How to get topN for each node in link prediction algorithm in the GDS

Hi ! I am using the link prediction algorithm from the gds library to predict links in a network. I generate the fastRP embeddings using 10 properties of nodes. Its takes 5-6 minutes to train the model on 27k nodes and 4million relations(having only 2 types of relations and 1 type of nodes). I have 2 questions.

When I predict the links after training, can I get topN for every node.(Let's say I want to get top 10 possible links for every node even if its 0.00001 probability)
Is there any better way of writing query for prediction part so that it takes lesser time. I am using the following code to predict the links after training.

WITH "CALL gds.alpha.ml.linkPrediction.predict.stream('Mygraph', {relationshipTypes: ['connected'],modelName: 'linkpredict_with_embedding',topN: 1800,  threshold: 0.00001}) YIELD node1, node2, probability MATCH (n), (m) WHERE id(n) = node1 AND id(m) = node2  RETURN n.nodeid AS node1, m.nodeid AS node2, probability;" AS query
  CALL apoc.export.csv.query(query, "predcited_links.csv", {}) YIELD file RETURN file;

alicia_frame1 · ‎12-03-2021

If you try out the 1.8 edition of the library (published this week!) you'll see we've made some improvements to Link Prediction that should result in much faster predictions.

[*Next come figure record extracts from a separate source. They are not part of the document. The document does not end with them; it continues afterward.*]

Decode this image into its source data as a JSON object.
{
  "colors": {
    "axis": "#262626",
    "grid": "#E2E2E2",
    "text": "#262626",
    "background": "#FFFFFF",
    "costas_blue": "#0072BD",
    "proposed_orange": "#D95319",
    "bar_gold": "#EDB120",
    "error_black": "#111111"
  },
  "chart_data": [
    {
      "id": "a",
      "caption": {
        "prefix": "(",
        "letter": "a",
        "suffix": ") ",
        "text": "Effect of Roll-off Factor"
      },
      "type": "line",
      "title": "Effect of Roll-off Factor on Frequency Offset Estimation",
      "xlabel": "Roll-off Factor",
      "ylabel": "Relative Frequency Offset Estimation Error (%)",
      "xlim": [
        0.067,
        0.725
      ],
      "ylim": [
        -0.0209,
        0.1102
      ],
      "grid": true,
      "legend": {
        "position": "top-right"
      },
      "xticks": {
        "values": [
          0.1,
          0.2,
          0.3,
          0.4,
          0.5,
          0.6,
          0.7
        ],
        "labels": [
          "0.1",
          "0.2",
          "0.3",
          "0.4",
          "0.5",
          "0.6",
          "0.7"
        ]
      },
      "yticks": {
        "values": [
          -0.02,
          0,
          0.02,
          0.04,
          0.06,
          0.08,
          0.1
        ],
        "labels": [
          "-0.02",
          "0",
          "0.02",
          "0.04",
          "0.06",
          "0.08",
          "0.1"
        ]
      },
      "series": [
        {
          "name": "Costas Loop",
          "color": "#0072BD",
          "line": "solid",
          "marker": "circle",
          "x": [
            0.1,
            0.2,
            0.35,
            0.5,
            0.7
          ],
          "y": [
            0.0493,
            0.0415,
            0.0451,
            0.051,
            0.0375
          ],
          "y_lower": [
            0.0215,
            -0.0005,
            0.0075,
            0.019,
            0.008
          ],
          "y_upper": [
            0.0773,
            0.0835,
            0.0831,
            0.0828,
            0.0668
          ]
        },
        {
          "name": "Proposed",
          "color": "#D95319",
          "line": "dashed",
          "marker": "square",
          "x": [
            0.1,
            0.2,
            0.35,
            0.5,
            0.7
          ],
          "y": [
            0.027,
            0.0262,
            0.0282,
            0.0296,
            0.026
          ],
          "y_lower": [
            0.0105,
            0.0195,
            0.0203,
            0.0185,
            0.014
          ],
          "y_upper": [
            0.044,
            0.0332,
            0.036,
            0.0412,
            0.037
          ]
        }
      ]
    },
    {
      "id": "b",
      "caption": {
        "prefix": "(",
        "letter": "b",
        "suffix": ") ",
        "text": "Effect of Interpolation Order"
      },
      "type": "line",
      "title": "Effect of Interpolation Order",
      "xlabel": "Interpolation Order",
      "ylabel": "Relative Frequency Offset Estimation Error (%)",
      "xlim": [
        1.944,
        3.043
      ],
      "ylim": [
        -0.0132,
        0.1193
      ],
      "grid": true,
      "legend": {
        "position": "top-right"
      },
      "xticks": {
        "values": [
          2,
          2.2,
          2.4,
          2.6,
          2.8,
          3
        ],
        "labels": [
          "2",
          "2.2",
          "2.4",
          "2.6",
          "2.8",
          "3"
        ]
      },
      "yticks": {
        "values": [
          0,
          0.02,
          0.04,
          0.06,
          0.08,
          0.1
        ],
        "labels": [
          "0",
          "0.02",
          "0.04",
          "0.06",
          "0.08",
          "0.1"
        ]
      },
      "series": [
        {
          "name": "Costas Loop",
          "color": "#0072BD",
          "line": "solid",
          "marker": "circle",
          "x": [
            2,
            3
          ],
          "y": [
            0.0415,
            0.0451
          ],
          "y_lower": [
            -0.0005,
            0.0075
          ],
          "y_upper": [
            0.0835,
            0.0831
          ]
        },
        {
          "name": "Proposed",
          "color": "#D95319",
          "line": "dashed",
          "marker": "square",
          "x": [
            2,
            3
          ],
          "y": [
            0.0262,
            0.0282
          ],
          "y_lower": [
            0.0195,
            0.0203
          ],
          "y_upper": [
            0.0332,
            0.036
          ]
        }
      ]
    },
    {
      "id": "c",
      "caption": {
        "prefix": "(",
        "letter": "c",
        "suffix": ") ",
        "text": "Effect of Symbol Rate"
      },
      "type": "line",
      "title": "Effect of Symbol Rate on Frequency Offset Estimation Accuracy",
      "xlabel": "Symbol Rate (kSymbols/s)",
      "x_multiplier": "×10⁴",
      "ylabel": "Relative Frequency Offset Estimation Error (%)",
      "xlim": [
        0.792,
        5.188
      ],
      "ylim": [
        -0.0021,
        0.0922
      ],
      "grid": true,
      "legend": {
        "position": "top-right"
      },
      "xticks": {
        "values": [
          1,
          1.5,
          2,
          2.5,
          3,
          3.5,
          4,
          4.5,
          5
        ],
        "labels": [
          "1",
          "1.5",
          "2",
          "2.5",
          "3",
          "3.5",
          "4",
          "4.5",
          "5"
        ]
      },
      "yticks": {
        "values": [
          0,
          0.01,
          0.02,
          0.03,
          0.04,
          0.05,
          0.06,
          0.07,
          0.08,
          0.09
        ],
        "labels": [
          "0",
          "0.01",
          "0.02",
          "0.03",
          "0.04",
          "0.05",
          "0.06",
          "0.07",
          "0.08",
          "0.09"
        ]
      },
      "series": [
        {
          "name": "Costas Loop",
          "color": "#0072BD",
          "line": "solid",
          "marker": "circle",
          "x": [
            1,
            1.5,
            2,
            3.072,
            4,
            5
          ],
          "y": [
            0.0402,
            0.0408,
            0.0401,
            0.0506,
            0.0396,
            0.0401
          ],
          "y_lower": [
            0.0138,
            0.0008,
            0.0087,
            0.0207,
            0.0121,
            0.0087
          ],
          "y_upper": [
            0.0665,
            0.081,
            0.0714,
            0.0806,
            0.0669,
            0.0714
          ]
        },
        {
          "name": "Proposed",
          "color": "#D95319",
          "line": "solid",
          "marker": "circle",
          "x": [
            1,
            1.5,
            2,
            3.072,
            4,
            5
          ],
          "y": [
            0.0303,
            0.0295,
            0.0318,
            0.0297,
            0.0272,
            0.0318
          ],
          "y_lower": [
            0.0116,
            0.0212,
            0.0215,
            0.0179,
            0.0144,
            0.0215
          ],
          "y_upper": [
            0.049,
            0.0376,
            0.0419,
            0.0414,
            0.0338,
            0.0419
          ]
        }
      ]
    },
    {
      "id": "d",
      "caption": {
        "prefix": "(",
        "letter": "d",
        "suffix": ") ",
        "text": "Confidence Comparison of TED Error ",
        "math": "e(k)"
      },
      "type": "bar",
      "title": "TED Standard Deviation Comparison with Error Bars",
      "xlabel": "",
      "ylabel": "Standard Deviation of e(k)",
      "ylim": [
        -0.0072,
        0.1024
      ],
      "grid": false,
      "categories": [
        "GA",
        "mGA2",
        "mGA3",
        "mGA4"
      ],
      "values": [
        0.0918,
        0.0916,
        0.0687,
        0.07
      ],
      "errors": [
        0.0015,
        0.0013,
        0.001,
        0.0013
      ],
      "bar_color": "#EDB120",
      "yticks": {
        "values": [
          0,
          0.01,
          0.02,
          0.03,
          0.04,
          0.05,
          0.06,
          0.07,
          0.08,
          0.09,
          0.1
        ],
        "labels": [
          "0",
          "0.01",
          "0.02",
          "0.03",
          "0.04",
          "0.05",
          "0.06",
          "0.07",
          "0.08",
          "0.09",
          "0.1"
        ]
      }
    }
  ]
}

Link prediction now supports both topN and topK, to limit your results as well: Link prediction pipelines - Neo4j Graph Data Science

You can also use gds.beta.graph.export.csv (after mutating your projection) instead of streaming your results and using apoc.export.csv.query()

sakshi · ‎12-06-2021

Thanks a lot Alicia for the immediate response. Looking forward to use this updated version.